Walter Pincus has an excellent story which organizes all the known facts regarding who sent Wilson to Niger.
This has been a contentious issue but mostly for those trying to score political points. It has been raised most often by conservatives attempting to discredit Wilson's criticism of the administration.
The CIA and Wilson maintain that while Plame was involved in process, Wilson's name was chosen by others. Defenders of the administration's use of the uranium story (since proven incorrect, as Wilson's critical New York Times op-ed stated) claim that Plame sent her husband in order to discredit the administration.
What can be said for sure is that Plame did not have the power to send her husband and Wilson's criticism of the administration's use of the report he put together was proven correct very quickly. In fact, CIA Director George Tenet had his hand forced and took responsibility for the inclusion of uranium procurement claims even though the CIA and State Department worked hard to keep the claim out of the President's State of the Union speech.

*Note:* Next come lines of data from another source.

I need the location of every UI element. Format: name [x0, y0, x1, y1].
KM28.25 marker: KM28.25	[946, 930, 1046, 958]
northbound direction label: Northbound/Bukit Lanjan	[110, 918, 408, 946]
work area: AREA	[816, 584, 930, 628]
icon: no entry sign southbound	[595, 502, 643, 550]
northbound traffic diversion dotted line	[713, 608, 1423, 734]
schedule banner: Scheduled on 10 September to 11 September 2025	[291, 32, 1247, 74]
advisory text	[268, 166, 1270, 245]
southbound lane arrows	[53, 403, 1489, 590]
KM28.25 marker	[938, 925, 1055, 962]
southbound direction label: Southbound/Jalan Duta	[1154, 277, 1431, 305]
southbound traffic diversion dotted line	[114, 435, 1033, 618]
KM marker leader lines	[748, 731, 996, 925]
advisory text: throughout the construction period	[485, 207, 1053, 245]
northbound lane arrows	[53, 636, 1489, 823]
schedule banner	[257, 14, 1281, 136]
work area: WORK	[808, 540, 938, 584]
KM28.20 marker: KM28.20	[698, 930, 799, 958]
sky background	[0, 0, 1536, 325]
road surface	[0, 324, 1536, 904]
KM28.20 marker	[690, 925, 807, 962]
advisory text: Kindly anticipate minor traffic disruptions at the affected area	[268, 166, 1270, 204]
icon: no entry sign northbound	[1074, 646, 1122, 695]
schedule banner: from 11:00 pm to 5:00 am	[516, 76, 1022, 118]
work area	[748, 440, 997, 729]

Pincus' piece breaks down the timeline as well as showing that there is some good evidence that Plame, in fact, did suggest her husband for the trip despite Wilson's claim that he was picked by others.

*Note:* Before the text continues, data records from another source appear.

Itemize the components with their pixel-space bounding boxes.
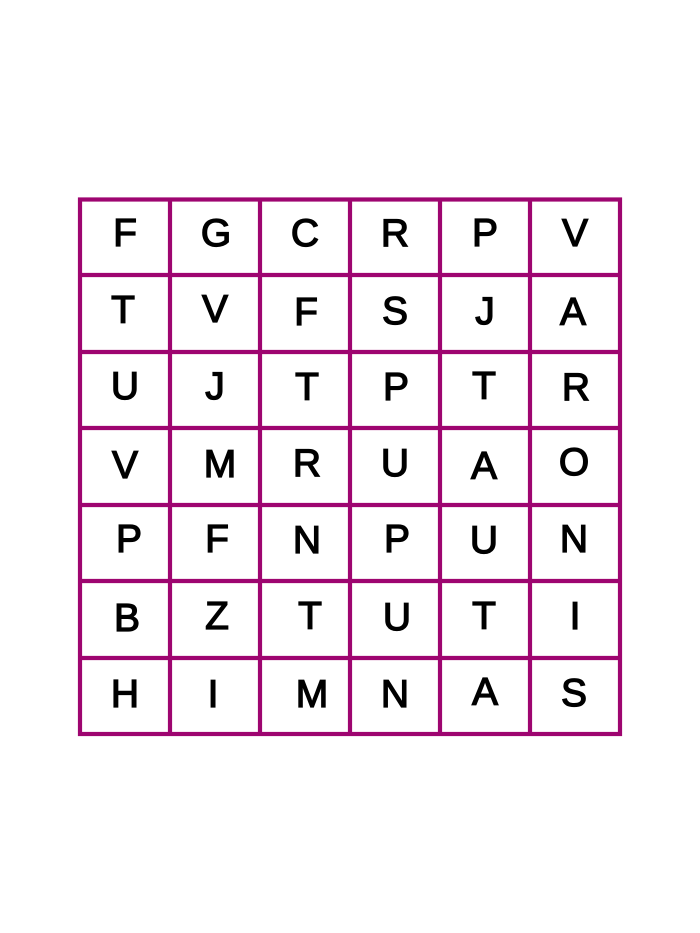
letters: row 3 [111,365,590,409]
letters: row 5: P [116,518,142,561]
letters: row 4: O [559,441,589,484]
letters: row 4: R [293,442,321,485]
letters: row 2 [111,288,586,334]
letters: row 2: S [382,290,408,333]
letters: row 7: M [296,673,328,716]
letters: row 4: A [471,445,497,488]
letters: row 7: S [561,672,587,715]
letters: row 5: N [293,519,321,562]
letters: row 6: U [383,596,411,639]
letters: row 6: T [298,595,322,638]
letters: row 1: G [201,212,231,255]
letters: row 3: T [472,365,496,408]
letters: row 7 [111,671,587,716]
letters: row 3: P [383,366,409,409]
letters: row 4: U [381,442,409,485]
letters: row 1 [113,212,588,255]
letters: row 5: F [205,518,229,561]
letters: row 7: A [472,671,498,714]
letters: row 3: U [111,365,139,408]
letters: row 5: P [384,518,410,561]
letters: row 2: V [202,288,228,331]
letters: row 3: T [295,366,319,409]
letters: row 2: J [475,290,495,333]
letters: row 7: H [111,673,139,716]
letters: row 6: I [570,595,580,638]
letters: row 5 [116,518,588,562]
letters: row 1: R [381,212,409,255]
letters: row 1: C [291,212,319,255]
letters: row 6: Z [205,595,229,638]
letters: row 7: I [208,673,218,716]
letters: row 7: N [381,673,409,716]
letters: row 6 [114,595,580,640]
letters: row 3: R [562,366,590,409]
letters: row 6: B [114,597,140,640]
letters: row 1: F [113,212,137,255]
letters: row 1: V [562,212,588,255]
letters: row 4: M [204,443,236,486]
letters: row 4 [112,441,589,488]
letters: row 4: V [112,444,138,487]
letters: row 2: A [560,291,586,334]
letters: row 5: N [560,518,588,561]
letters: row 2: F [294,291,318,334]
letters: row 3: J [205,365,225,408]
letters: row 2: T [111,289,135,332]
letters: row 5: U [470,519,498,562]
letters: row 1: P [472,212,498,255]
letters: row 6: T [472,595,496,638]
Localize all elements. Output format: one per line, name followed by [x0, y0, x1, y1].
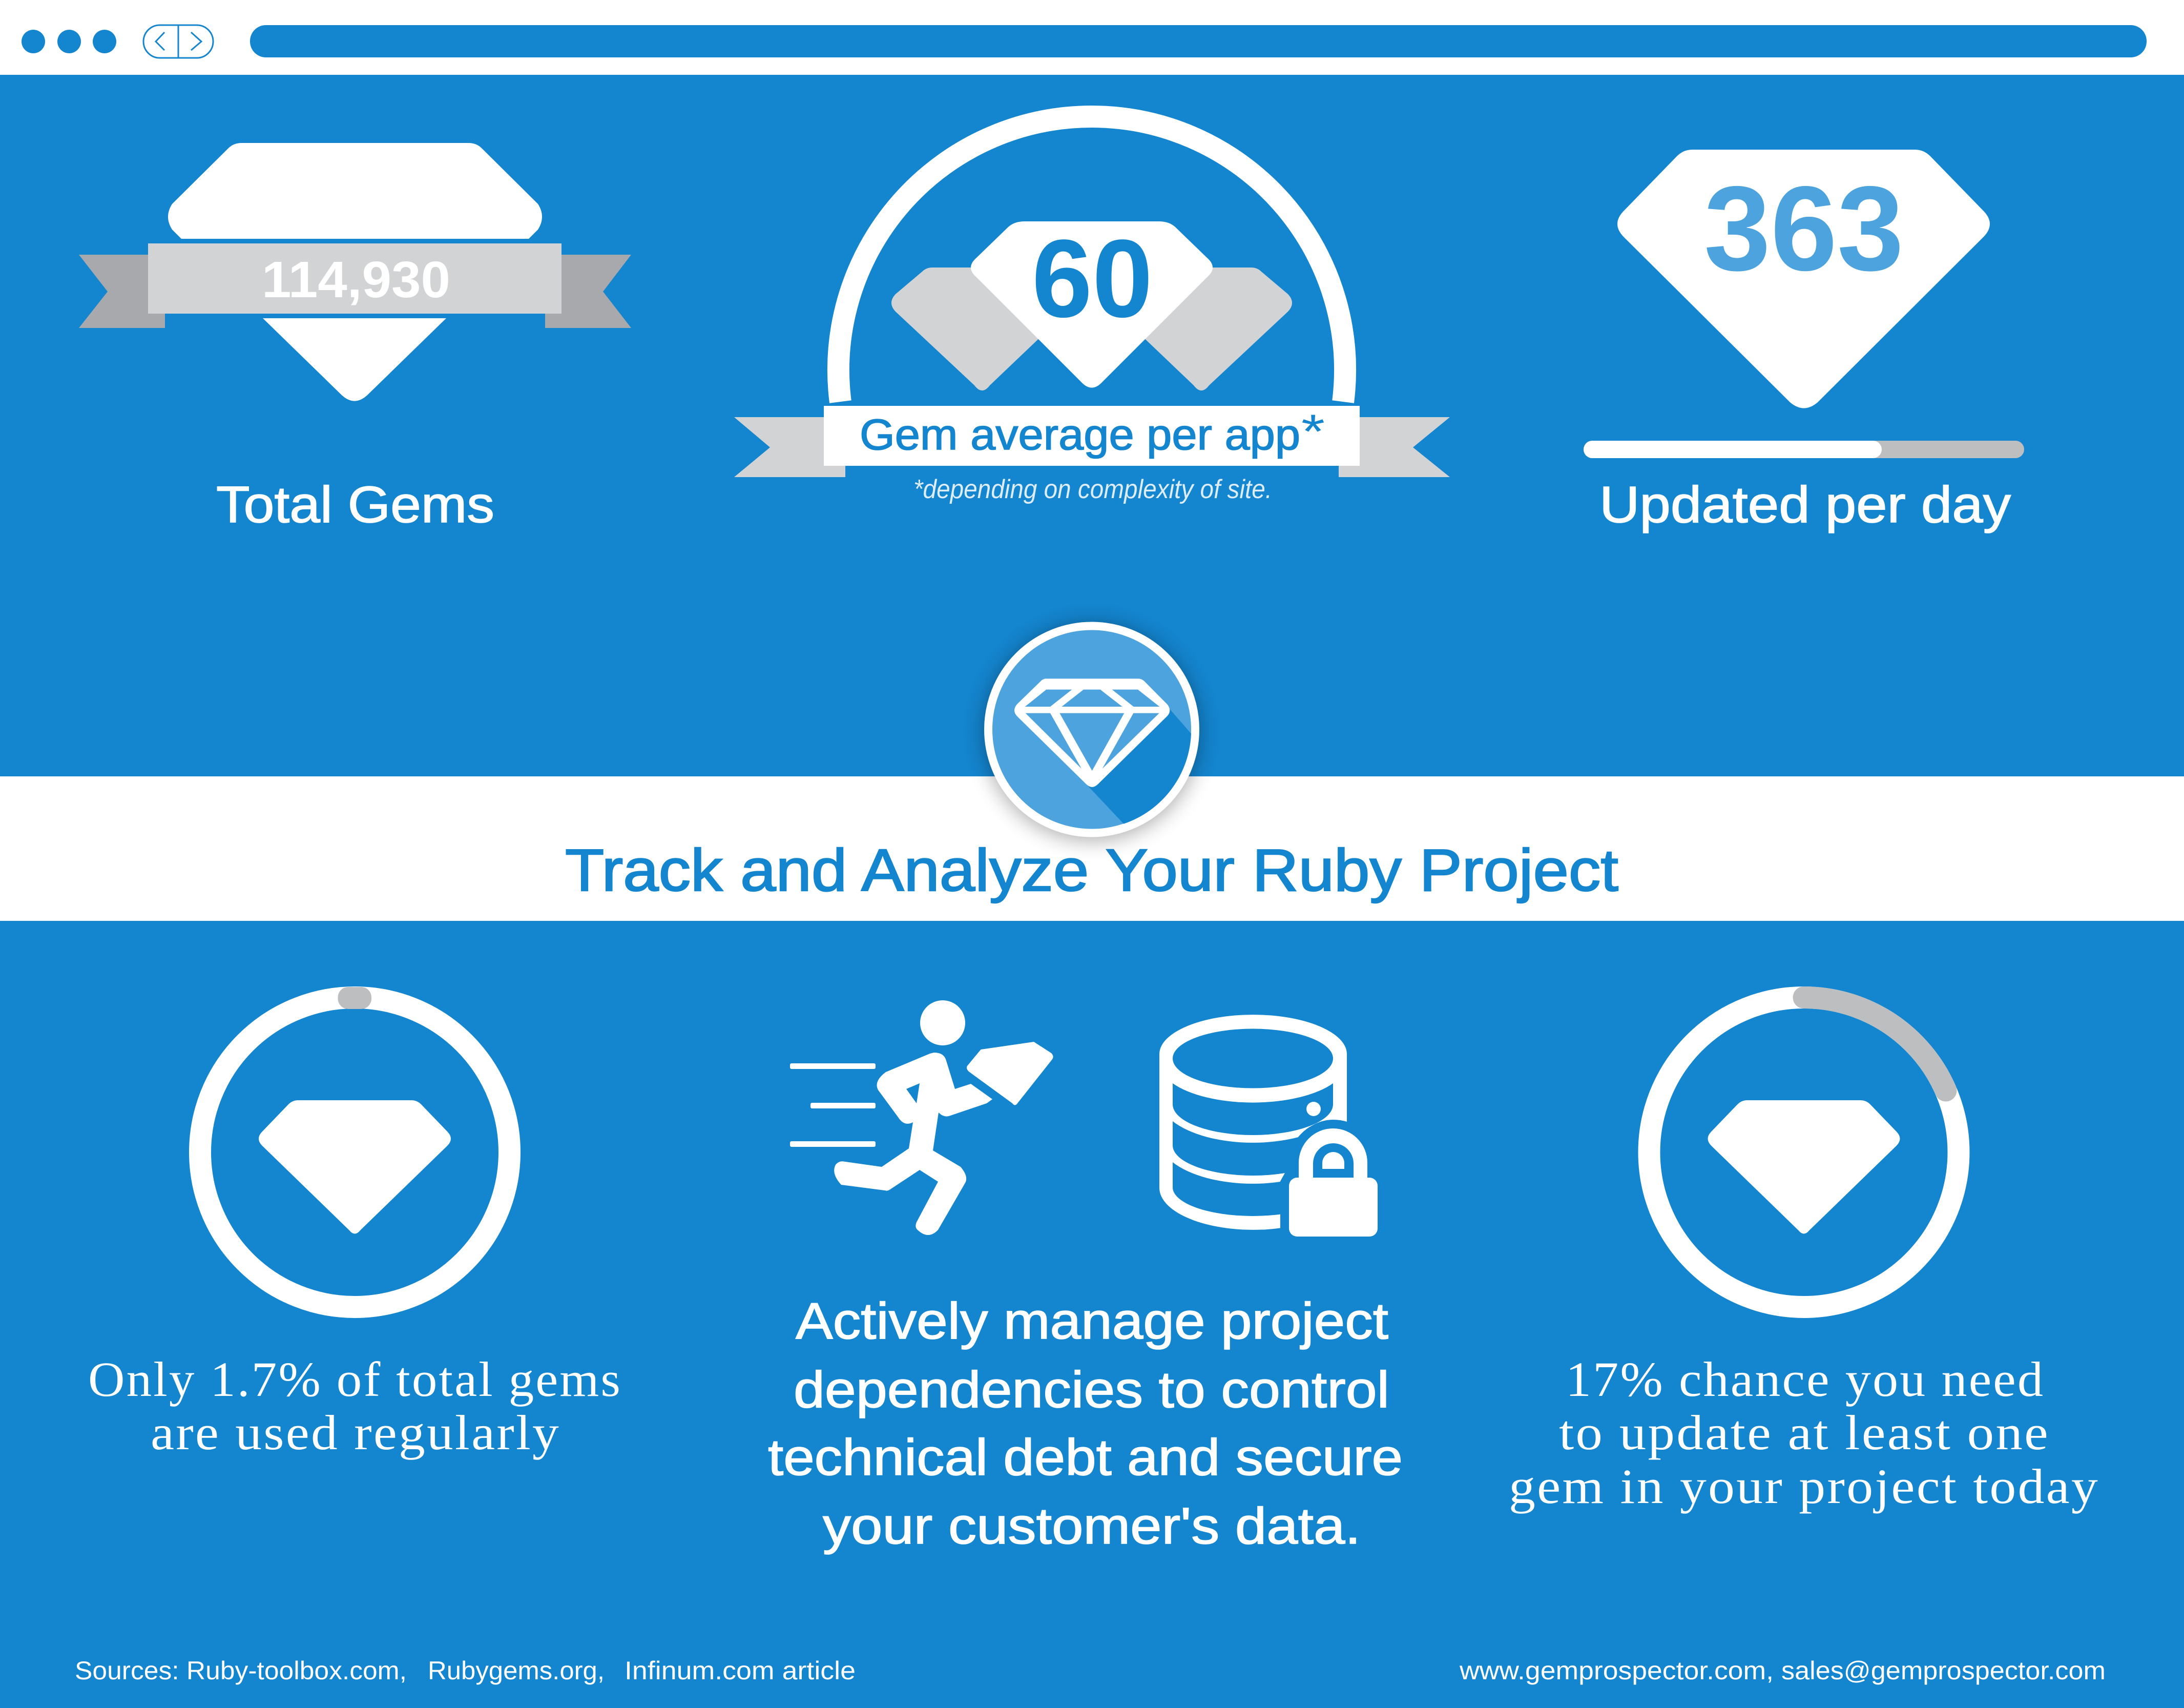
- heading: Track and Analyze Your Ruby Project: [565, 837, 1618, 903]
- contact: sales@gemprospector.com: [1781, 1656, 2106, 1685]
- panel: 1.7 percent gauge: [88, 987, 622, 1460]
- text: 17 percent: gem in your project today: [1509, 1459, 2099, 1514]
- text: only 1.7 percent: [88, 1352, 622, 1460]
- ring gauge: [1649, 997, 1959, 1307]
- panel: updated per day: [1584, 150, 2024, 533]
- text: actively manage: dependencies to control: [794, 1361, 1389, 1418]
- sources: [75, 1656, 856, 1685]
- ring gauge: [200, 987, 509, 1307]
- asterisk: *: [1301, 404, 1325, 458]
- browser toolbar: [0, 0, 2184, 75]
- number: 60: 60: [1032, 216, 1153, 340]
- sources: Rubygems.org,: [428, 1656, 605, 1685]
- icon: three gems: [891, 221, 1292, 390]
- sources: Infinum.com article: [625, 1656, 856, 1685]
- icon: gem: [1708, 1100, 1900, 1234]
- text: actively manage: Actively manage project: [796, 1292, 1388, 1350]
- ribbon: [734, 406, 1450, 477]
- contact: [1459, 1656, 2106, 1685]
- sources: Sources: Ruby-toolbox.com,: [75, 1656, 407, 1685]
- footnote: *depending on complexity of site.: [913, 475, 1272, 504]
- label: Gem average per app: Gem average per app: [860, 410, 1300, 459]
- text: only 1.7 percent: are used regularly: [151, 1405, 560, 1460]
- icon: gem: [1617, 150, 1990, 408]
- icon: database with lock: [1159, 1015, 1383, 1245]
- icon: running man with gem: [790, 1000, 1053, 1235]
- progress bar: [1584, 441, 2024, 458]
- text: 17 percent: [1509, 1352, 2099, 1514]
- text: actively manage: your customer's data.: [823, 1497, 1361, 1555]
- text: 17 percent: 17% chance you need: [1566, 1352, 2045, 1407]
- label: Updated per day: Updated per day: [1599, 476, 2011, 533]
- arch: [838, 117, 1345, 402]
- icon: gem: [259, 1100, 451, 1234]
- icon: diamond badge: [983, 623, 1200, 840]
- text: actively manage: technical debt and secure: [768, 1429, 1403, 1486]
- label: Total Gems: Total Gems: [216, 476, 494, 533]
- number: 114,930: 114,930: [262, 251, 450, 308]
- panel: manage dependencies: [768, 1000, 1403, 1555]
- panel: gem average per app: [734, 117, 1450, 504]
- panel: 17 percent gauge: [1509, 997, 2099, 1514]
- text: actively manage: [768, 1292, 1403, 1555]
- text: only 1.7 percent: Only 1.7% of total gems: [88, 1352, 622, 1407]
- panel: total gems: [79, 143, 631, 533]
- contact: www.gemprospector.com,: [1459, 1656, 1774, 1685]
- heading band: [0, 776, 2184, 921]
- icon: gem with ribbon: [79, 143, 631, 401]
- number: 363: 363: [1704, 161, 1904, 296]
- text: 17 percent: to update at least one: [1559, 1405, 2050, 1460]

Certainly administration defenders will jump on this, but the question of who sent Wilson is immaterial. Wilson was the last U.S. Ambassador to Iraq and had contacts in Africa and was well regarded by President Bush's father, Herbert Walker Bush. He was well qualified to lead such an investigation.

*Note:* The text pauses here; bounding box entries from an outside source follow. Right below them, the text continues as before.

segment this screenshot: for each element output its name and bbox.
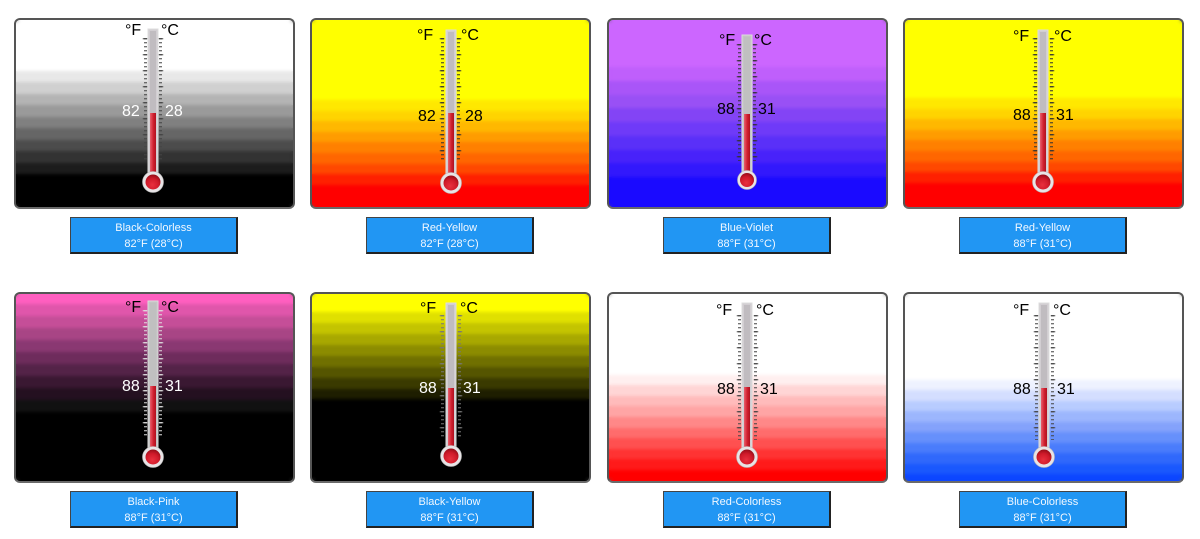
scale labels: °C — [754, 32, 772, 49]
label: Black-Pink: Black-Pink — [128, 496, 179, 508]
scale labels — [716, 302, 778, 398]
scale labels: °F — [417, 27, 433, 44]
thermometer — [142, 29, 164, 192]
scale labels: °F — [420, 300, 436, 317]
label: Black-Pink: 88°F (31°C) — [124, 512, 183, 524]
scale labels: °F — [125, 299, 141, 316]
scale labels: 31 — [1056, 107, 1074, 124]
scale labels: °C — [460, 300, 478, 317]
label: Black-Yellow: Black-Yellow — [419, 496, 480, 508]
scale labels: 82 — [122, 103, 140, 120]
scale labels: °C — [1053, 302, 1071, 319]
label: Blue-Violet — [663, 217, 831, 254]
thermometer — [736, 303, 758, 468]
panel: Blue-Violet 88F — [607, 18, 888, 209]
thermometer — [440, 30, 462, 194]
scale labels — [122, 299, 183, 395]
thermometer — [440, 303, 462, 466]
scale labels: 88 — [1013, 107, 1031, 124]
thermometer — [142, 301, 164, 468]
scale labels: °C — [161, 22, 179, 39]
label: Red-Yellow 88F — [959, 217, 1127, 254]
scale labels: 88 — [1013, 381, 1031, 398]
scale labels: 28 — [165, 103, 183, 120]
scale labels: °F — [1013, 302, 1029, 319]
thermometer — [1032, 30, 1054, 192]
scale labels: °C — [756, 302, 774, 319]
label: Black-Colorless: Black-Colorless — [115, 222, 192, 234]
panel: Red-Yellow 88F — [903, 18, 1184, 209]
scale labels: 31 — [165, 378, 183, 395]
panel: Red-Yellow 82F — [310, 18, 591, 209]
panel: Black-Colorless 82F — [14, 18, 295, 209]
label: Black-Colorless: 82°F (28°C) — [124, 238, 183, 250]
scale labels: °C — [461, 27, 479, 44]
scale labels: °C — [161, 299, 179, 316]
scale labels: 31 — [760, 381, 778, 398]
label: Red-Yellow 82F: 82°F (28°C) — [420, 238, 479, 250]
label: Red-Colorless: 88°F (31°C) — [717, 512, 776, 524]
scale labels — [417, 27, 483, 125]
label: Red-Yellow 82F — [366, 217, 534, 254]
scale labels: 31 — [758, 101, 776, 118]
scale labels: 88 — [122, 378, 140, 395]
label: Red-Yellow 82F: Red-Yellow — [422, 222, 477, 234]
panel: Black-Pink 88F — [14, 292, 295, 483]
scale labels: 88 — [419, 380, 437, 397]
scale labels: 88 — [717, 101, 735, 118]
label: Blue-Colorless — [959, 491, 1127, 528]
scale labels — [717, 32, 776, 118]
panel: Blue-Colorless 88F — [903, 292, 1184, 483]
label: Black-Yellow — [366, 491, 534, 528]
panel: Red-Colorless 88F — [607, 292, 888, 483]
scale labels: 31 — [1057, 381, 1075, 398]
label: Blue-Violet: Blue-Violet — [720, 222, 773, 234]
scale labels: 82 — [418, 108, 436, 125]
scale labels — [419, 300, 481, 397]
scale labels: °F — [1013, 28, 1029, 45]
scale labels: °F — [125, 22, 141, 39]
label: Red-Colorless — [663, 491, 831, 528]
label: Blue-Colorless: Blue-Colorless — [1007, 496, 1078, 508]
panel: Black-Yellow 88F — [310, 292, 591, 483]
scale labels: 28 — [465, 108, 483, 125]
scale labels: 88 — [717, 381, 735, 398]
label: Blue-Colorless: 88°F (31°C) — [1013, 512, 1072, 524]
label: Blue-Violet: 88°F (31°C) — [717, 238, 776, 250]
label: Black-Yellow: 88°F (31°C) — [420, 512, 479, 524]
label: Black-Pink — [70, 491, 238, 528]
label: Black-Colorless — [70, 217, 238, 254]
scale labels: °F — [716, 302, 732, 319]
thermometer — [738, 35, 756, 190]
label: Red-Colorless: Red-Colorless — [712, 496, 781, 508]
scale labels — [1013, 28, 1074, 124]
label: Red-Yellow 88F: 88°F (31°C) — [1013, 238, 1072, 250]
scale labels — [122, 22, 183, 120]
label: Red-Yellow 88F: Red-Yellow — [1015, 222, 1070, 234]
thermometer — [1034, 303, 1054, 468]
scale labels: °C — [1054, 28, 1072, 45]
scale labels: 31 — [463, 380, 481, 397]
scale labels — [1013, 302, 1075, 398]
scale labels: °F — [719, 32, 735, 49]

Wilson went public with the fact that his trip was being manipulated to support false claims and he and his wife were attacked as a result. They were attacked for being credible critics of the administration's fabrications.
- Murphy
2 comments:
'Wilson went public with the fact that his trip was being manipulated to support false claims and he and his wife were attacked as a result. They were attacked for being credible critics of the administration's fabrications.'
Wilson went pubic because he was scared of what they would do to him. He was being used by an
operations officer at CIA, Valerie Plame. The denial at CIA is Plame was not using her 'informant' Wilson. Plame admitted she was an operations officer (OOps) at CIA paramilitrily trained at the 'the farm'- for cash. She chose to do this at Vanity Fair Magazine because of Vanity Fair the movie, which she considered a portrayal of a female in intelligence(a lot like Sarah Shayes(Chayes) of NPR and Mercy Corps, and Hillary Clinton.
I am not sure how Wilson was an "informer" in all of this. He was asked by the CIA to follow-up on a report of potential negotiations between Iraq and Niger for uranium.
The report was based upon papers that were later proven to be fakes and entered the intelligence network through the Italian Intelligence community.
Wilson returned and wrote a report that said there had been contact between Iraq and Niger and the topic of yellowcake uranium had come up. However, there was no evidence for recent followups and any meaningful contact had ended years earlier. There was no evidence that Iraq was seeking uranium from Niger and evidence increasingly pointed to bad source information, the faked memos from Italian Intelligence.
The CIA may certainly have been angry that the bad information made it into the SOTU speech, but they and Director Tenet were willing to publicly take the lumps for the inclusion, despite having no control over the final decision. There certainly may have been some smiles over the heartburn the Plame case must be causing in the administration, but instead of lashing out the agency knuckled under, took blame for things out of its control and went back to work.
I am unsure about the legal points (I remember Josh Marshall breaking it down once), but I think that once your identity and occupation has been exposed to the world for political profit, the secret compartmentalization and potential penalties no longer apply.